Gas Pipeline Fight

An opposition sign on Cross Street in Rehoboth.

SEEKONK — Town residents have urged selectmen to join the battle against a proposed gas compressor station in Rehoboth.

“A lot of people think it is a Rehoboth issue,” Burnside Avenue resident Manny Botelho said. “It is not a Rehoboth issue because the air does not stop in Rehoboth.”

Botelho cited concerns about air pollution and noise if the station is allowed to operate. The comments were made during last Wednesday’s selectmen meeting.

Selectman David Viera was sympathetic to Botelho’s concerns, but acknowledged it would be a tough fight.

“We’ll do what we can to help you and the town but (the pipeline) is a federal program, Viera said. “That’s like a freight train sometimes.”

Hundreds of Rehoboth residents turned out for a forum Sept. 25 with representatives from Spectra Energy.
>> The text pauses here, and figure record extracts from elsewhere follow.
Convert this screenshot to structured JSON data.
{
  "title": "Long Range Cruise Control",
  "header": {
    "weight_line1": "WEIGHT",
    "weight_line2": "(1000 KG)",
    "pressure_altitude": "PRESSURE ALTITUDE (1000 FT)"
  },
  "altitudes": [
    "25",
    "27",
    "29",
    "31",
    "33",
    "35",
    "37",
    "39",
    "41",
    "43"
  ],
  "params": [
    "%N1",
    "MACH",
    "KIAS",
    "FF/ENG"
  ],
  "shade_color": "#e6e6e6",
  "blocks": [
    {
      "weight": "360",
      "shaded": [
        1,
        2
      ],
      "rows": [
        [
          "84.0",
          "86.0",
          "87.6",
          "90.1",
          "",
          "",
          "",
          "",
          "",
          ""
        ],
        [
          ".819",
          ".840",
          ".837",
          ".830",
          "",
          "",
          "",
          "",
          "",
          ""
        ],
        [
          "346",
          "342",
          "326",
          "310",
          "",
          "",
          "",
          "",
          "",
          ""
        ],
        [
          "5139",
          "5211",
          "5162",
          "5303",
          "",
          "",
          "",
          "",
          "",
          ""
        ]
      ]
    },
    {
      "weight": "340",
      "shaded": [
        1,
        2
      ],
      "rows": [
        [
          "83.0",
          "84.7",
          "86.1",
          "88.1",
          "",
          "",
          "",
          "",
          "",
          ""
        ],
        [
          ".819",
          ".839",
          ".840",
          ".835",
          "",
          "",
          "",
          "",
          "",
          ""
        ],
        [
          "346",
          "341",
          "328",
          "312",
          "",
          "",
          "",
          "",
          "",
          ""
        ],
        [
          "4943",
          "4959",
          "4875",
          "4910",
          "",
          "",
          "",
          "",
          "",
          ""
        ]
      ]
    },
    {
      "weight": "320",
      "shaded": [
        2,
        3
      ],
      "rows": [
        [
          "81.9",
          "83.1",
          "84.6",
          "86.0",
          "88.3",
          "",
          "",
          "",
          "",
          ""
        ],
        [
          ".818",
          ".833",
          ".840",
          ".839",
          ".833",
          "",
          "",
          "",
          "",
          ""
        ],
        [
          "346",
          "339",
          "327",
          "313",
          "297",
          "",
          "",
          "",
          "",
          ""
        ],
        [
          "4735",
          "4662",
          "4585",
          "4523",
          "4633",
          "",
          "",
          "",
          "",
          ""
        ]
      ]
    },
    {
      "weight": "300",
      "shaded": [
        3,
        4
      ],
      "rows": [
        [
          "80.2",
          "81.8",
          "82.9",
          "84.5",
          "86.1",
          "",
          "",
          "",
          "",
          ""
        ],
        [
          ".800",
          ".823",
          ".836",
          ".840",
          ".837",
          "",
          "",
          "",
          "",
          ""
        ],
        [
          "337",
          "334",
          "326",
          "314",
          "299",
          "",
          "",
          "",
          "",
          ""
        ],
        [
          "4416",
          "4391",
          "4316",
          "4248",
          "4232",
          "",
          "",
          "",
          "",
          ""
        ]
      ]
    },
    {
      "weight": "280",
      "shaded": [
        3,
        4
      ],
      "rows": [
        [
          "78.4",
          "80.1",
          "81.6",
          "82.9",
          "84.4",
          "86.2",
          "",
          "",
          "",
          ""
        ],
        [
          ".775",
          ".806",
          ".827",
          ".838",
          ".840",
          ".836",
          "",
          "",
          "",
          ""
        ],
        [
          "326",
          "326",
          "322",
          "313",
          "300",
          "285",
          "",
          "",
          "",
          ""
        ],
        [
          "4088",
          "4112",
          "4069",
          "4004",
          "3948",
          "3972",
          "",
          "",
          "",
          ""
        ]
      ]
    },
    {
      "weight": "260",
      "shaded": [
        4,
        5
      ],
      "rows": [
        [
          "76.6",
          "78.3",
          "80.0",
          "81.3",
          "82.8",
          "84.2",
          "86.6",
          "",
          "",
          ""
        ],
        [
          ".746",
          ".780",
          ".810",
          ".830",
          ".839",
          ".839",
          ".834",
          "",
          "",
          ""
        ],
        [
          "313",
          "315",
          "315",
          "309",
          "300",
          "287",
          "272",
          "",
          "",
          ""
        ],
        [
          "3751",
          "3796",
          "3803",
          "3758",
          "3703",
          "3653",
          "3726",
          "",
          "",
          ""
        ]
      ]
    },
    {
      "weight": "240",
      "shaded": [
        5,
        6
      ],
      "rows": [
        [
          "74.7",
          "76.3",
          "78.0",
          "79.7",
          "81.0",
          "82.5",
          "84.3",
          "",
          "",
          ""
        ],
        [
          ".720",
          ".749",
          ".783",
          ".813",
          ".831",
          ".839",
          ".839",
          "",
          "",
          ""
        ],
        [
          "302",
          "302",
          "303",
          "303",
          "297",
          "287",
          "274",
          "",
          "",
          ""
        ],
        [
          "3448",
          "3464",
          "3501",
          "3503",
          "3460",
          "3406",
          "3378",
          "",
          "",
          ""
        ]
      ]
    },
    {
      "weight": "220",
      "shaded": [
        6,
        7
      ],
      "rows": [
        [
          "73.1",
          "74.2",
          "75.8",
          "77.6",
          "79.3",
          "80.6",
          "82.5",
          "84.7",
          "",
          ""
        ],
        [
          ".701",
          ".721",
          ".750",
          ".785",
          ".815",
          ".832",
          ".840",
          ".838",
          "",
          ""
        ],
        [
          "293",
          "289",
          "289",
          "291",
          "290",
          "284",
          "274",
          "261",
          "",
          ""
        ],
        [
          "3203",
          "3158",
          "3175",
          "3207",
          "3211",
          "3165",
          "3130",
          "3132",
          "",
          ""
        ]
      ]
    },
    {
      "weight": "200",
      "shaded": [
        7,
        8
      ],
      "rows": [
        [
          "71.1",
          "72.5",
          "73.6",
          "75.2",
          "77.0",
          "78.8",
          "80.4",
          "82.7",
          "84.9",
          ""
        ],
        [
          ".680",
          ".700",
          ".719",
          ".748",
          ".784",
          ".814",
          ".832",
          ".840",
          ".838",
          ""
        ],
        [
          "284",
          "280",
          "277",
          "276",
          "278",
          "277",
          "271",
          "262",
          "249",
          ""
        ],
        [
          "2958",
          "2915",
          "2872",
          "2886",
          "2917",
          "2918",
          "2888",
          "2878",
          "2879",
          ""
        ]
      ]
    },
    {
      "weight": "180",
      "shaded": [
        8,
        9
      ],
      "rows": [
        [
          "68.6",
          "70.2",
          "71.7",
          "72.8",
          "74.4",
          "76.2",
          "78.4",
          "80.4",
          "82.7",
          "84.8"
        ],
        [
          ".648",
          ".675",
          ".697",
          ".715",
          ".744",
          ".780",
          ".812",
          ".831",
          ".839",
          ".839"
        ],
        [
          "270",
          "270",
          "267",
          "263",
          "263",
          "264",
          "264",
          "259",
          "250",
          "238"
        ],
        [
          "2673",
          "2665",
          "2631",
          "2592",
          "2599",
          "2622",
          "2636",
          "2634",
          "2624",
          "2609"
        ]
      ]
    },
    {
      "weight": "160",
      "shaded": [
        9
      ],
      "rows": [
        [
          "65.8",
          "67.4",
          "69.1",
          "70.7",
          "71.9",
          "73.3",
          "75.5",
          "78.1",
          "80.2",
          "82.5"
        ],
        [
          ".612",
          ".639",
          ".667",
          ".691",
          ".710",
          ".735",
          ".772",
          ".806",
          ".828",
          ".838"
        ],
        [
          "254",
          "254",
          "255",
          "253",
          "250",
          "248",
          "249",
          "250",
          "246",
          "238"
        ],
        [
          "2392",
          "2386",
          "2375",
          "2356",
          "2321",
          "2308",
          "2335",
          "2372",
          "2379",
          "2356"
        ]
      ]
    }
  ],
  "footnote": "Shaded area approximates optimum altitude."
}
The Access Northeast project, in partnership with National Grid and Eversource Energy, includes 55.51 miles of new pipeline, plus additional facilities. The compression station facilitates the movement of natural gas through the pipeline.

The facility will be built in a 120-acre wooded site close to Seekonk and Attleboro.

It’s among 26 proposed projects between New York and Boston along the Algonquin natural-gas pipeline, which is owned by Spectra. The projects include the construction of a liquified natural gas storage facility in Acushnet.

The project is currently being reviewed by the Federal Energy Regulatory Commission.

If approved, construction is expected to begin in 2018.